Le sage « ignore l'espoir et la crainte ». La crainte, bien sûr, mais l'espoir ? L'espoir est le revers de la crainte, il n'est pas moins intégralement soumis aux caprices de la fortune. Son caractère positif ne lui donne pas plus d'emprise sur le réel que son pendant négatif. Si la crainte est la souffrance présente causée par un futur imaginaire, l'espoir est une passion et leurre, une erreur, qui fausse le rapport au réel et au présent.
Une nuance sur cette distance du sage :
Ce sont d'autres coups qui frappent le sage, mais sans l'ébranler : c'est la douleur corporelle, l'affaiblissement, la perte de ses amis et de ses enfants, les malheurs de sa patrie lorsqu'elle est en proie à la guerre. Ces choses-là, le sage les sent, je ne le nie pas, car nous ne lui prêtons pas la dureté du fer ou de la pierre. Il n'y a aucune vertu à supporter ce qu'on ne sent pas.
Un rappel que ce sage idéal est profondément intégré à la vie sociale : oui, il est attaché aux gens autour de lui. (Notons d'ailleurs que les seuls sujets de l'attachement sont les gens et la société dans son ensemble, pas le statut, les biens matériel, etc.) L'une des principales différences entre le stoïcisme et l'épicurisme est d'ailleurs la question du détachement ou non de la société. Donc, cet attachement du sage stoïcien à son cadre social est compatible avec son invulnérabilité aux tourments qui pourraient accompagner la perte de tout ce à quoi il est attaché. Épicure d'ailleurs est cité, et Sénèque le défend face à ceux qui confondent épicurisme et hédonisme. Il cite Épicure disant : « Rarement la fortune est sur le chemin du sage. » Et il continue :
Vois la maison du sage ; elle est étroite, sans confort, silencieuse et simple ; elle n'est point gardée par des portiers, qui écartent la foule avec arrogance et qu'il faut acheter ; mais, ce seuil vide et sans portiers, la fortune ne le franchit pas. Elle sait que là où rien n'est a elle, il n'y pas de place pour elle.
Sous cette image de la maison du sage se trouve une des bases des deux philosophies : c'est l'attachement qui crée la souffrance. Il n'est pas nécessaire d'avoir cette maison-là, mais est nécessaire que nos attachements soient aussi dénudés. Et pour conclure :
Selon Épicure, le sage peut supporter les injustices ; selon nous, il n'y a pas d'injustices.

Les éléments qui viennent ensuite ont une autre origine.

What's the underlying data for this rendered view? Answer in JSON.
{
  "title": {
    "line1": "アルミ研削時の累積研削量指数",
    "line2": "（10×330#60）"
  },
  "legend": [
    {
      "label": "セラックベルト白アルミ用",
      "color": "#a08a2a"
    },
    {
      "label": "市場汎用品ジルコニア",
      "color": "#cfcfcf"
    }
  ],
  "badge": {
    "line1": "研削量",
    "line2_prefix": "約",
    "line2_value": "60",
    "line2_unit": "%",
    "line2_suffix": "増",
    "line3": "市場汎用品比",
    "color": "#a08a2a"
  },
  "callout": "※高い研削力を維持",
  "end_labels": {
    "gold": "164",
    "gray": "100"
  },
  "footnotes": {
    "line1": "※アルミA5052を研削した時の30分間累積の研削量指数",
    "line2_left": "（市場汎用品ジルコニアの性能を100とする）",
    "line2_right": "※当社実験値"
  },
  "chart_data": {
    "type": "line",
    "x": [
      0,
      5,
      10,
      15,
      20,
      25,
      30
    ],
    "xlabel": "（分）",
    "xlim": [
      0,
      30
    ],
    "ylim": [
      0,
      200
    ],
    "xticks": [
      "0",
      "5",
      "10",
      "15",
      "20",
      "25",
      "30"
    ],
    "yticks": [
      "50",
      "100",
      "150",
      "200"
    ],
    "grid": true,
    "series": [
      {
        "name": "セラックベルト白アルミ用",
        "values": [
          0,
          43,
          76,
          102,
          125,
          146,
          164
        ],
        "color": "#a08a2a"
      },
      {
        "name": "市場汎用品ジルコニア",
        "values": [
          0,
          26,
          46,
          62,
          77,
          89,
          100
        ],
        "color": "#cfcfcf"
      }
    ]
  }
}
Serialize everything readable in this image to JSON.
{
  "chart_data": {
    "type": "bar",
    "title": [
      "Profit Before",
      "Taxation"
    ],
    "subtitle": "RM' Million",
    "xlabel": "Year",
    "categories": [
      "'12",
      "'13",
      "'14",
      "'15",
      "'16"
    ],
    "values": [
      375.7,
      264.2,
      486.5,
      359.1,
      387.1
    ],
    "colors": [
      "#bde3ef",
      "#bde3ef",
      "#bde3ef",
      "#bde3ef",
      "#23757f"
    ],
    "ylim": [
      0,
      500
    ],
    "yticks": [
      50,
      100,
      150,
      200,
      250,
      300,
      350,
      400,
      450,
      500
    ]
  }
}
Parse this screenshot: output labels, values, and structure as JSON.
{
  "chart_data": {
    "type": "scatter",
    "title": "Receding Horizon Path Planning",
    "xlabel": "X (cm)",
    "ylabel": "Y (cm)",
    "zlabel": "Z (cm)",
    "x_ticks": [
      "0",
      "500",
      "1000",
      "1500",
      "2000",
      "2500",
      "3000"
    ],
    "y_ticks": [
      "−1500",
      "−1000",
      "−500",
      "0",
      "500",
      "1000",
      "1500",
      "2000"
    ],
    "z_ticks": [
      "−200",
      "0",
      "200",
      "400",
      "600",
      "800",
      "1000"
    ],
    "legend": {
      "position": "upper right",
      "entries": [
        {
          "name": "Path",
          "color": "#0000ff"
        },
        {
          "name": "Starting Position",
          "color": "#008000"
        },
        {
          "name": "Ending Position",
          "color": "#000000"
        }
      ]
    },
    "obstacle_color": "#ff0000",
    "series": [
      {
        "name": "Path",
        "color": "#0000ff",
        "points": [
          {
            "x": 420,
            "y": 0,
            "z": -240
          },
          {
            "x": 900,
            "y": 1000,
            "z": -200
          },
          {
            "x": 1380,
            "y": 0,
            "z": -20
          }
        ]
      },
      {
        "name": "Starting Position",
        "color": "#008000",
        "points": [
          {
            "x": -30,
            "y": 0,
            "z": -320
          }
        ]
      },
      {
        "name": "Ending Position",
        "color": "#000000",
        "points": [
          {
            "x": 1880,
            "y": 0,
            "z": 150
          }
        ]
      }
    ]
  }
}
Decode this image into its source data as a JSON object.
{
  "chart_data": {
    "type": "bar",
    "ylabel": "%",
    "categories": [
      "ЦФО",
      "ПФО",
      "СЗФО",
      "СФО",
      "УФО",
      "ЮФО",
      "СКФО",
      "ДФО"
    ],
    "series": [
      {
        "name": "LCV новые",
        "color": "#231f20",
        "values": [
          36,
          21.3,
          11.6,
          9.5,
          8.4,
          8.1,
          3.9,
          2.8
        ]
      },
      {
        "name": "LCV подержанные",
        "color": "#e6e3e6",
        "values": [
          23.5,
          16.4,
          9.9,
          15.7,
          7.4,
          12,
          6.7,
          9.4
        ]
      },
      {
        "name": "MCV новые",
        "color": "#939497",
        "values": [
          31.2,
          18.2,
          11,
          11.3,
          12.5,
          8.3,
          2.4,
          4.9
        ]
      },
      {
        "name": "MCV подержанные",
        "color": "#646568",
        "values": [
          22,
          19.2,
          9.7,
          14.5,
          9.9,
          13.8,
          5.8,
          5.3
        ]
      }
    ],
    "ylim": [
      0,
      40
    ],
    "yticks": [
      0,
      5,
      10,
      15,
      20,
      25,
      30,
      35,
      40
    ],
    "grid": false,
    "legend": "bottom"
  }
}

L'injustice n'est qu'une erreur d'autrui. Je dirais même que, les humains étant tout autant l'incarnation de la fortune que les évènement aléatoires qui ne relèvent pas du social, leurs actions sont à placer au même niveau que celles d'un merle, d'un scarabée, d'un chêne, d'un ruisseau. Un ruisseau en crue peut détruire tout ce qui nous est cher, mais il n'y pas là d'injustice — juste la fortune.